1. Give away 10% of
you total income each month. In the church, this 10% is called a “tithe”;
but you can call it “contributions,” “gifts,” “donations,” or whatever you like.
The reality is that giving sets in motion a plan for looking at your entire
financial, social, and spiritual life. Most people “waste” 10% or more of their
income already on frivolous, superficial, and unnecessary things. When you give
away the first 10% of your income, you are better prepared to eliminate the
superfluous expenditures and will more carefully utilize the 90% you have as
operational funds.
2. Establish a small
“splurge fund” as part of your budget. Pull out no more than 5% of your
income at the beginning of each month and stash these funds in a coin purse.
Use these funds in any way that you wish during the month; but when the splurge
fund is depleted, cut off all unbudgeted expenditures for the remainder of the
month.
3. Pay all of your
ongoing and regular expenses at the time of purchase or immediately when
billed. This is a hard rule for most people to follow, but it provides the
initial discipline necessary to get your finances in order. Interest rates,
late-payment penalties, and other extra charges take large portions out of your
operating income and end up reducing your buying power. If you cannot pay these
ongoing and regular expenses each month, you are living beyond your means. You
will need to develop a budget that focuses on necessities and reduces your
other expenses.
4. Pay down your debt
as quickly as you can. Every dollar that
you borrow costs you that dollar plus the interest that you have to pay—and the
interest costs are applied every single month until the debt is paid. Every
dollar that you pay against your debts reduces your future interest payments
and allows you to pay off your debts more quickly. Generally you should focus
on paying off the debts with the highest interest rates first. Your goal should
be DEBT FREE! Another way of
eliminating debt is to focus on your smallest debts first. Pay extra each month
on that small debt until you have eliminated that debt. After one debt is
eliminated, take what you had been paying on the eliminated debt and add that
amount as an extra payment on the next smallest debt. Continue to use the
eliminated debt payments on remaining debts until you are debt free.
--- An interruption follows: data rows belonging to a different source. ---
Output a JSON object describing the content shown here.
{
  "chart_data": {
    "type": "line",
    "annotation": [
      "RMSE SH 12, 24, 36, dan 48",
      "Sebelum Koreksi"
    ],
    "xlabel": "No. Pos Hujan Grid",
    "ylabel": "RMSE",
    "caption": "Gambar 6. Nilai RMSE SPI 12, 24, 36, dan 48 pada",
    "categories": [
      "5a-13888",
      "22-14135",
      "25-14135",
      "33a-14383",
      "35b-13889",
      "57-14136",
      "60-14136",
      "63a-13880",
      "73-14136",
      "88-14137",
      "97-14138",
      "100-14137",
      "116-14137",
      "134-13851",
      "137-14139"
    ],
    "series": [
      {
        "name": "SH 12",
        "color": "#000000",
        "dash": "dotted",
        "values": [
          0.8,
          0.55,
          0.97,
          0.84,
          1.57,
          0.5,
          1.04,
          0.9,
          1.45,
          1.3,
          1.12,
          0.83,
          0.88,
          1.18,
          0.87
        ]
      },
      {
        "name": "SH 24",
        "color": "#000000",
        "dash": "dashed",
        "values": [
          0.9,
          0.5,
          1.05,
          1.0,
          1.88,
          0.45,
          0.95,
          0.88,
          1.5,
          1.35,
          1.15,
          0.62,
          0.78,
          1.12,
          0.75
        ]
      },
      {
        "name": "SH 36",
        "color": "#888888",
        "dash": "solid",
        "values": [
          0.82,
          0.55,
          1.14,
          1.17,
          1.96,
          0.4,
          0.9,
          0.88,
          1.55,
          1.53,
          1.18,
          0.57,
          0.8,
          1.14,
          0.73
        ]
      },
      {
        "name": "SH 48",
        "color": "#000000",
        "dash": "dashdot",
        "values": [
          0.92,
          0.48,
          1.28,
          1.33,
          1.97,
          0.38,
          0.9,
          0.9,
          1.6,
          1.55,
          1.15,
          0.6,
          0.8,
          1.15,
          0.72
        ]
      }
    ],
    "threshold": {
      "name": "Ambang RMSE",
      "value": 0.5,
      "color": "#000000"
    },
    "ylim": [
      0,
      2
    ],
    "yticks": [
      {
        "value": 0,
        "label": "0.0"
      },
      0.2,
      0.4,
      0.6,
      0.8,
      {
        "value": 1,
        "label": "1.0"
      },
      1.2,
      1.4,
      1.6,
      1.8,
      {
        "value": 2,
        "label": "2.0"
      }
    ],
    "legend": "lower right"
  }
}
5. If you can’t pay for it now, maybe you can’t
afford it. Most of us have “things” that we feel like we must have or we
can’t be happy. We have a difficult time separating our “needs” from our
“wants.” It’s the “wants” that give us the most problems financially. You
should never borrow or over-extend your budget for “wants.”
6. Borrow wisely and
only when absolutely necessary. Most people will have to borrow to pay for large
purchases like a home or a car, but everything else that you buy should be paid
in full at the time of purchase. If you use a credit card, you should pay the
full amount due every month. Interest rates on credit card debt are very high.
If you can’t pay off your credit card balance each month, shred your credit
cards (or removed them from your wallet or purse) and operate on a “cash only”
plan. Your goal should be to pay-as-you-go
for all your ordinary expenses.
7. Plan for the
long-term. The biggest problem in most people’s financial planning is the
failure to plan ahead. Major expenditures like buying a car or home or paying
college tuition for your children require long-term consideration. Preparing
for retirement is important as well. If you postpone planning for these kinds
of expenses, you will have to go deeper in debt somewhere down the road. On the
other hand, if you save money in a savings account, invest in stocks or mutual
funds, or add to your retirement plan, you will be better prepared when major
expenses come along. Even just a little bit put in savings or investments
regularly over a long period of time will create a resource that will help you
over the big humps in life and will sustain you in good times and bad.